I graduated from the University of Pittsburgh. I was a biology major. At one point in my life, I wanted to be a doctor. Even while I was going through college, I thought about going into the military. And when I was done, I thought, “You know what, I would like to do that.” I knew about the Middle East as much as I needed to. But it didn’t make a difference. I wasn’t fighting a political war with them anyway. That was already taken care of. That’s about it. I don’t have any regrets. I had some fun over there. I don’t want to talk about the military anymore.
Luis Calderon AGE 22; MIAMI, FLORIDA
Tank operator in the Army’s 4th Infantry Division. Injured May 5, 2003, while destroying a mural of Saddam Hussein in Tikrit.
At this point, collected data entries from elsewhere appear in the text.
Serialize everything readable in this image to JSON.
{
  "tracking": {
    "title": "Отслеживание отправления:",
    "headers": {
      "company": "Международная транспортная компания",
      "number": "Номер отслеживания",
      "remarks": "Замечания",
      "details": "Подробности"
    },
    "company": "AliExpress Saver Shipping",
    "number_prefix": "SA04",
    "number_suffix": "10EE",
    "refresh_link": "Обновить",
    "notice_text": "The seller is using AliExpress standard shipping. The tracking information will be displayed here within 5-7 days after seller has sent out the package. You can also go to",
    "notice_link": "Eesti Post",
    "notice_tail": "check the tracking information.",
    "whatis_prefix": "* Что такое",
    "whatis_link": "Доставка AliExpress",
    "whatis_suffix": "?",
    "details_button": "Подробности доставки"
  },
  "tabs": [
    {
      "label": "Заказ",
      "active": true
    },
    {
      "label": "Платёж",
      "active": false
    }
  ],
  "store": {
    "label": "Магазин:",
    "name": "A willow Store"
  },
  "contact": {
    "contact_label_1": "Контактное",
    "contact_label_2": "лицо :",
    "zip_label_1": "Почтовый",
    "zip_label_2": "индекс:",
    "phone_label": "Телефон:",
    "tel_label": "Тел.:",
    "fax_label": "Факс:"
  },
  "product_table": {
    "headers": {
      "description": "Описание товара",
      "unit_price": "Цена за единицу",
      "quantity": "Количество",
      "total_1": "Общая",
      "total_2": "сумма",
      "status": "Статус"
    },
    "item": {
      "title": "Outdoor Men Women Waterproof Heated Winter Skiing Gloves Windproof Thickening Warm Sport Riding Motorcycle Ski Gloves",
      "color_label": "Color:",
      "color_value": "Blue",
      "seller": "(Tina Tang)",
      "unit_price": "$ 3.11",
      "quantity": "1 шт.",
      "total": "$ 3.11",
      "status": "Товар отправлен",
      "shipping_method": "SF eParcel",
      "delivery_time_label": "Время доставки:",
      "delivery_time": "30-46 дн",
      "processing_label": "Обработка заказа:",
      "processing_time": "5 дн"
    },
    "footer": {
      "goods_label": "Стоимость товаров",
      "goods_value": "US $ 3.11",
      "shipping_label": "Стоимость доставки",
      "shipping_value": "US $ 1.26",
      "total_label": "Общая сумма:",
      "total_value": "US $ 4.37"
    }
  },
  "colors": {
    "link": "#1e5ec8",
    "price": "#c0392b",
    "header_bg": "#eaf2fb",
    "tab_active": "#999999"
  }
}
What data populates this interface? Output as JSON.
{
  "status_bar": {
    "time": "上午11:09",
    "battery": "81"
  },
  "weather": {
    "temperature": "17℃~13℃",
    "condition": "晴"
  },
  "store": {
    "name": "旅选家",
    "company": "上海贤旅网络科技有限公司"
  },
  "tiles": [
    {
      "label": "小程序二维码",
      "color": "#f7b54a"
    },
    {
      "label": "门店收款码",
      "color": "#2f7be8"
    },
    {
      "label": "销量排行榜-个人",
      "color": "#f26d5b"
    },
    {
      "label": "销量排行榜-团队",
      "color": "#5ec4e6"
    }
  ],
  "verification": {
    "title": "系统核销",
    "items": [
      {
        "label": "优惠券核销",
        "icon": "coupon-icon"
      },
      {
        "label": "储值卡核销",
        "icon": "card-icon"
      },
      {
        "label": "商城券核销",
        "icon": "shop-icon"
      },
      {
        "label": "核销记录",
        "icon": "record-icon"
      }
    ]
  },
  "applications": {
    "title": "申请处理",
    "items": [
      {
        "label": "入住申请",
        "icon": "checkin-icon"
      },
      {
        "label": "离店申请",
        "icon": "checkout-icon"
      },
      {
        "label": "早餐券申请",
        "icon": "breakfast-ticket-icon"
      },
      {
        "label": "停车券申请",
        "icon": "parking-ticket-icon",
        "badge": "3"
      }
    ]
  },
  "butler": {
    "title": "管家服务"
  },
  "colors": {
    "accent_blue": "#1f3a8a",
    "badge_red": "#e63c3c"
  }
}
The wall just crashed on me. Crushed my head, broke my neck. I felt separated, like in relaxing mode, but really I was still driving the tank. I couldn’t feel my hands on the wheel. I felt nothing. My sergeant was telling me to stop on the radio, but I couldn’t speak loud because my voice just went away, I was whispering, a very slight whisper. Another tank got the wall from ahead and took it out, and we waited until the medics came. They took me to the support camp, and that’s where the doctors determined I had a broken neck and a spine injury. My spinal cord is C3-C4—quadriplegic. From my neckline down I cannot feel anything. I’m just happy I took the wall down. I did my job. If I had the chance to, I would go back now. I wanted to be a diesel mechanic. I was going to make a career in the Army, do my 20 years. I got an Army Commendation Medal—not a Purple Heart. I’m disappointed. It would make me more confident that I really did something. There’s another story I can tell in the future to my kids. I still think I’m active. I’m 22 years old. You don’t see a lot of veterans at 22 years old. I would like to talk to soldiers. Do volunteer work. Just talk to soldiers. But for the moment, right now, I just want to heal.
Alan Jermaine Lewis AGE 23; MILWAUKEE, WISCONSIN
Machine gunner in the Army’s 3rd Infantry Division. Wounded July 16, 2003, in Baghdad, when the Humvee he was driving hit a land mine.
I remember every detail about my legs. Every detail from the scars to the ingrown toenails to the birthmarks to the burn marks. I made it a habit, even before I joined the military, to cherish every part of my body, because I would always look at it like, “What if this finger was gone, would I be able to function without it?” I don’t know why. Maybe it was God’s way of preparing me for what was going to happen. I’ve always thought about death—just growing up in Chicago and living out here in this world. I had a friend when I was six years old, his name was Charles. He was shot in the head—I think it was a stray bullet. My oldest sister was killed by a stray bullet when I was just a couple of months old, and my father was killed when I was seven. He was being robbed. So death has always been around. I’m actually glad that I did the military the way I did—that I lived in the world for a couple of years—because I never would have known what it would be like to live on my own and be able to have parties at my house and own a car and do things like that. I’ve always wanted to go into education and become a teacher but they just don’t make enough to survive off of. So I figure with my disability now, and the money I’ll get from the government, I can use that plus the money I’ll get from being a teacher and live comfortably. So I want to go to college and study education. I’ve been dealing with the military since I was a sophomore in high school. They came to the school like six times a year. They had a recruiting station like a block from our high school. It was just right there. I could have gotten any job I wanted in the military. But my idea of a solider is hard-charging, the guy with the guns. So I didn’t want to go into the military and do anything else besides that — I signed up for infantry. The reasons for going to war were bogus but we were right to go in there. Saddam was a bad guy. But the Purple Heart was one thing I never wanted. The Secretary of the Army gave it to me.